Folks, this is blatant abuse of the Senate rules, a situation necessitated by the Senate leaders needing every Democratic vote in the chambers because the Republicans, for whatever their reason, are in lock step in opposition to the health care bill.

As the Republicans proved during the first six years of the Bush administration, they have their act together better than the Democrats at any place in power. 

When parliamentary rules are flaunted, it is time for change.
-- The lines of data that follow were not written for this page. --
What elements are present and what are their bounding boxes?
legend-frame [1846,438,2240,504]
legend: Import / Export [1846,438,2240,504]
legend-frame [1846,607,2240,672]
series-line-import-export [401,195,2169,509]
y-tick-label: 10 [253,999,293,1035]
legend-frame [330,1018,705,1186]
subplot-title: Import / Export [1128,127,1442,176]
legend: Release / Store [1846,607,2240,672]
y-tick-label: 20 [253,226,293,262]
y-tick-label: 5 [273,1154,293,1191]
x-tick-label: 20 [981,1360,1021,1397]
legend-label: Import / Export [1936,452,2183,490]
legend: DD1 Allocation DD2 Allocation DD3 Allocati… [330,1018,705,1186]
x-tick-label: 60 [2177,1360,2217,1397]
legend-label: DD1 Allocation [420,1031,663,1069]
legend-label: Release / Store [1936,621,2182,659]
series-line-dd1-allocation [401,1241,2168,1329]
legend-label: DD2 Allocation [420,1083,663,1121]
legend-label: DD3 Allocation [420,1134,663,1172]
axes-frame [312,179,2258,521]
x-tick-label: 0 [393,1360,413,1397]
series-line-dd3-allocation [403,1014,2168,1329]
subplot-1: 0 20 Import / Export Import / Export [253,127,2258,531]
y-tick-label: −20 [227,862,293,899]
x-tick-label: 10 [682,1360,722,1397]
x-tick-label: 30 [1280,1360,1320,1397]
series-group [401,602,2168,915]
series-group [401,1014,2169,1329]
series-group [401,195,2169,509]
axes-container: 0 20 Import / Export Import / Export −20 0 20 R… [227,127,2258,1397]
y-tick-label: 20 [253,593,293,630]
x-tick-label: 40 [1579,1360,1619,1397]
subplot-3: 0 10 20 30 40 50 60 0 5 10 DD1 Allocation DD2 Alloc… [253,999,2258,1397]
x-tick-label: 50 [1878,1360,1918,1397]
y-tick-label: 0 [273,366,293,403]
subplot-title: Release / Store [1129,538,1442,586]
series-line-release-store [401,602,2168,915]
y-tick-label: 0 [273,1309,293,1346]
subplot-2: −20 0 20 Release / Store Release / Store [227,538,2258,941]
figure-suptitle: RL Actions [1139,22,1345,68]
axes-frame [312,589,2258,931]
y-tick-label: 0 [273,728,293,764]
It lends credence to simple majority rule and ipso facto places greater importance on our election process.

I Googled Wikipedia, certainly not the Bible of Senate filibuster history, but reliable enough to refresh myself on Senate procedures I last studied in detail oh those 50 years ago in college.

As many of you know, the Supreme Court confirmed the two legislative houses to set their own rules in 1892. In 1917 the Senate modified its rules allowing cloture to kill a filibuster with two-thirds of the chamber's quorum and that requirement was relaxed to three-fifths (60 today) in 1975..

Somewhere in the process during this period, the Senate rules got a little sneaky by invoking Rule 12 in which Senators no longer were required and speak until they dropped in a filibuster a la Mr. Smith Goes To Washington.

The fact is the Senate can change its rules if carried by 67  votes. There is another so-called Nuclear Option which is based on constitutional standards although probable but politically impossible based on today's polarization in the Senate.

In today's Los Angeles Times, Harold Meyerson, editor at large of the American Prospect and an Op-Ed columnist for the Washington  Post, argues what the Senate needs is a firebrand liberal such as the late San Francisco Rep.Phil Burton.

Burton democracized the House 40 years ago by convincing Democrats to elect their Speaker and committee chairman rather than earning the jobs based only on seniority where they ruled their fiefdoms as tyrants.

"With that, the most conservative House Democrats began to vote more like their more numerous liberal colleagues," Meyerson says. Man, based on the House health care bill, I'm not certain that argument holds much water.

He also writes that California Sens. Diane Feinstein and Barbara Boxer could lead the charge for the Senate rules change. "Today, there are 68 Californians for every resident of Wyoming. Constitutionally, Californians are the most underrepresented Americans in the Senate by a large margin," he writes. Uh, that's by design, sir.

Concludes Meyerson:

The filibuster is an affront to the most basic principles of democracy: that majorities govern; that elections matter. It can be repealed by a two-thirds vote of the body or, more contentiously, by a majority vote upholding a ruling of the chair that strikes it down.

Abolishing the filibuster carries risks, of course, should Democrats lose control of the Senate. But liberals should be committed to the principle of majority rule. 


 That's easier said than done while sitting in the catbird seat.